Publié le 16 avril 2019 à 8h31 - Dernière mise à jour le 4 novembre 2022 à 12h47
Le soir du scrutin, les estimations donnaient le parti de centre droit « Bleu-Blanc » de Benny Gantz gagnant et pourtant au matin c’est Benjamin Netanyahou du Likoud, à droite de l’échiquier politique, qui est apparu comme grand vainqueur. Ce renversement de situation a de quoi désarçonner. Aussi voici 10 clés pour mieux comprendre les enjeux, les résultats des élections générales israéliennes et leurs implications.
Les deux plus grands partis israéliens, «Blanc-Bleu», de centre-droit, de Benny Gantz et le Likoud, de droite, de Benjamin Natanyahou, au coude à coude, ont revendiqué le soir-même la victoire. Pourtant, le lendemain, la commission électorale a tranché en faveur du Likoud avec 36 sièges, soit 26,45% des voix, contre 35 sièges, soit 26,11% des voix pour «Bleu-Blanc». Cependant aucun des deux n’a à lui seul la majorité requise pour former un gouvernement. Le Président de l’État Réouven Rivlin a commencé les consultations afin de désigner celui à qui sera confiée cette tâche. Il a jusqu’au 24 avril pour donner sa réponse.

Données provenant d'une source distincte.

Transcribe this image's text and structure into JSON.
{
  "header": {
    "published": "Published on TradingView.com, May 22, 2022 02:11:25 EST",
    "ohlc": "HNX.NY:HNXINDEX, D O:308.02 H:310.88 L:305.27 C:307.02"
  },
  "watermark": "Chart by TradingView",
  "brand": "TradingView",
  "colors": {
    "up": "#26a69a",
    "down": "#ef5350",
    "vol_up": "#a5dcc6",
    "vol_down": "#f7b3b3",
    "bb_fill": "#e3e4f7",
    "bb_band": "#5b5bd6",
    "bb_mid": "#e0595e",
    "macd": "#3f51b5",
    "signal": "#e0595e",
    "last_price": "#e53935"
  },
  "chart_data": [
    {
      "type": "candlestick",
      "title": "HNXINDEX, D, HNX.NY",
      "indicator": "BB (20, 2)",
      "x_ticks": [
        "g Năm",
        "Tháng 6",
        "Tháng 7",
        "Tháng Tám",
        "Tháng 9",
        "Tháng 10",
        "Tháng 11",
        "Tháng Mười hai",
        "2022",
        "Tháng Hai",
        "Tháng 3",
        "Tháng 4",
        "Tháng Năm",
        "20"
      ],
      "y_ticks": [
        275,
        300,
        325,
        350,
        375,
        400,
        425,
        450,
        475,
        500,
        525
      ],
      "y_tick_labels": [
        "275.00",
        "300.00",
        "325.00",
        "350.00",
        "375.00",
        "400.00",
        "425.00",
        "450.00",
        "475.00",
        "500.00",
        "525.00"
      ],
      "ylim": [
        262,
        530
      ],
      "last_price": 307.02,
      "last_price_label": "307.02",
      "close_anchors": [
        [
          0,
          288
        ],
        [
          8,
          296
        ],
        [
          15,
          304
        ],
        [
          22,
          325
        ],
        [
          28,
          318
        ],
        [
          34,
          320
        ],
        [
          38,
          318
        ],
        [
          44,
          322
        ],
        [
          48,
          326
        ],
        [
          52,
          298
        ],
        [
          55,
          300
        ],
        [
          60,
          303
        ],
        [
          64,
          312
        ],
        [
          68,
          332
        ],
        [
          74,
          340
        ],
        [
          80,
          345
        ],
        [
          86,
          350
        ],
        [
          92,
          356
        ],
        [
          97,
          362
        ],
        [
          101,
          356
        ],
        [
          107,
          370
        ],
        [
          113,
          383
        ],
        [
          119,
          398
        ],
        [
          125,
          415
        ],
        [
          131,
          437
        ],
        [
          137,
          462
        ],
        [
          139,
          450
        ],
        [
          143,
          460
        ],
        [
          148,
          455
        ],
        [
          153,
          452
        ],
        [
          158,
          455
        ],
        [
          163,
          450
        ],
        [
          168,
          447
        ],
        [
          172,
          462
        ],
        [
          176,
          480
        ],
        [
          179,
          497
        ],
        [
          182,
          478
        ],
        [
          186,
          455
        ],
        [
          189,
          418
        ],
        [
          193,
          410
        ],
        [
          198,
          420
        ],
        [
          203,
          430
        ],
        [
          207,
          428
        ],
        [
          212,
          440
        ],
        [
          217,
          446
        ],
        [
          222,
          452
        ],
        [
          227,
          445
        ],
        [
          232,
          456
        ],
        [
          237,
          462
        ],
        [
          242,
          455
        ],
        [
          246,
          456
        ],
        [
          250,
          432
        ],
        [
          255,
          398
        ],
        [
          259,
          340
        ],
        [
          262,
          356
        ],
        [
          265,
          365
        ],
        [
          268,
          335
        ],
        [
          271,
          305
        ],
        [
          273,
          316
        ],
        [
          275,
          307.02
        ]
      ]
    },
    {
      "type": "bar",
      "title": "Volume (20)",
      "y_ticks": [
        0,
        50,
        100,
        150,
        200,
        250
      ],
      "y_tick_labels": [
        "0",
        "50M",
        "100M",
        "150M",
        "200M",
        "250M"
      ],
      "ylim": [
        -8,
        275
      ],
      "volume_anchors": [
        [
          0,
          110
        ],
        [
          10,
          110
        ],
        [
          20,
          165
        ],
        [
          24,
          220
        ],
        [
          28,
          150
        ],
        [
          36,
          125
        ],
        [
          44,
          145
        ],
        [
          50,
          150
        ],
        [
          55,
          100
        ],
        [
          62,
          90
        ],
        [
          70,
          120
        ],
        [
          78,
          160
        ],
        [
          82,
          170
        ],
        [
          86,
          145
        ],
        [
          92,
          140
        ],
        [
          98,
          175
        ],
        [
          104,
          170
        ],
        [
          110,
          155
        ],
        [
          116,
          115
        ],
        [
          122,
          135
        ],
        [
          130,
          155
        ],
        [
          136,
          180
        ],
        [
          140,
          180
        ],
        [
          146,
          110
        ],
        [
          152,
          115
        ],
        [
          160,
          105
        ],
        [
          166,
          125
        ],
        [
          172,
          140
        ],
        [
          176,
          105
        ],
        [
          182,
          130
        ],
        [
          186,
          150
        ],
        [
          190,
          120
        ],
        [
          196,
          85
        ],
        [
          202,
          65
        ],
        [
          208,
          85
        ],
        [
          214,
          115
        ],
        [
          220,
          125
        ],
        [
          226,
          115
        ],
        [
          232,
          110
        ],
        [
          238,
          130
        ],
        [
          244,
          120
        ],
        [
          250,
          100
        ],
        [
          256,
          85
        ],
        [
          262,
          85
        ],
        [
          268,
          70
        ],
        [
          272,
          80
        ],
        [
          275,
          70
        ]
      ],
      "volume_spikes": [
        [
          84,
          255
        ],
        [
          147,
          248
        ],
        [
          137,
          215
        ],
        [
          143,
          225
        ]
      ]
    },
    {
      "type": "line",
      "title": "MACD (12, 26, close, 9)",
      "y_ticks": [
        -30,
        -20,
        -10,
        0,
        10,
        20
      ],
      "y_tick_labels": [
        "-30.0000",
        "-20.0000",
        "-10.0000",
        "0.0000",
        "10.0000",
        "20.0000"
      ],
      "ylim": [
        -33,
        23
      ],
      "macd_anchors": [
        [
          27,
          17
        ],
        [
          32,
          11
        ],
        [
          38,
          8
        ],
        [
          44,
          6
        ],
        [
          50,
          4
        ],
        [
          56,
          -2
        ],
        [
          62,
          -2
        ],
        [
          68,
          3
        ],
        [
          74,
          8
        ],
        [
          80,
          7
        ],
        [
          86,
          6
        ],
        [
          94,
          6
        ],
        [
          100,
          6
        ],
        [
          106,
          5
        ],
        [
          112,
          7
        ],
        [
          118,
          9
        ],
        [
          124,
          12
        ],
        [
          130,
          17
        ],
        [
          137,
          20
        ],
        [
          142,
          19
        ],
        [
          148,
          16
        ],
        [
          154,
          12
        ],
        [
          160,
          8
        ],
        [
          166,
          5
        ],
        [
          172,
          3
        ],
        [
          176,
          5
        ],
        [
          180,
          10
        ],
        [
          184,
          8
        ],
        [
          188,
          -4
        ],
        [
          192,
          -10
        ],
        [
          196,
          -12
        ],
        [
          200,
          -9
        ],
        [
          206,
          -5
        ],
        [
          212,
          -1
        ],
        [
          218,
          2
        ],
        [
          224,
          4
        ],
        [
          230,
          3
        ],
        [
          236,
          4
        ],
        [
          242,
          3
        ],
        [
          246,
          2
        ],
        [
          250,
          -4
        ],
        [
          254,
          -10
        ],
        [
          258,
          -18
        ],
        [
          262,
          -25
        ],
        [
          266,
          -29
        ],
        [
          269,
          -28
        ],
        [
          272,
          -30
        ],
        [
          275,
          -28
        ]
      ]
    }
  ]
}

Sauf surprise, c’est « Bibi », surnommé «l’inoxydable», qui sera choisi et deviendra le prochain Premier ministre d’Israël, car il a une «majorité naturelle» de 65 sièges. Une longévité qui ne peut se comparer qu’à celle de David Ben Gourion, personnage central de la création de l’État juif. On ne peut comprendre les résultats de cette élection générale 2019, et leurs conséquences, sans connaître les bases qui régissent la démocratie israélienne.
Contrairement à la France, l’État Hébreu est une démocratie parlementaire. La Knesset, le parlement israélien, comprend 120 députés élus tous les quatre ans à la proportionnelle intégrale favorisant un émiettement des voix et, en conséquence, l’impérieuse nécessité de constituer des coalitions pour obtenir une majorité afin de gouverner le pays. C’est au Président, dépourvu de réel pouvoir, qu’il incombe cependant de choisir, pour former le futur gouvernement, le candidat ayant la plus forte capacité à rassembler autour de lui une coalition majoritaire et non celui dont le parti aurait obtenu le plus de voix. Le Président lui-même est élu par la Knesset pour un mandat non renouvelable de sept ans.
Ces coalitions issues de la proportionnelle intégrale sont difficiles à former et instables en fonction des intérêts respectifs des différents partenaires. Cela peut donner un pouvoir démesuré à des partis minoritaires, pourtant essentiels pour former une majorité, et un risque d’instabilité permanente. Ce que devraient méditer les tenants d’une telle réforme de nos institutions sous nos latitudes.
La campagne électorale a été d’une indigence telle qu’on ne connaît pas aujourd’hui les programmes des deux plus grands partis. Les projets politiques ont fait place aux insultes et aux «fake news». Cela n’a donc pas été un déterminant majeur du positionnement des électeurs. Cela laisse, en revanche, toute sa place aux négociations pour former les coalitions. Ce sera donc un programme gouvernemental à postériori, basé sur les revendications ou les concessions respectives des différents partenaires de la coalition.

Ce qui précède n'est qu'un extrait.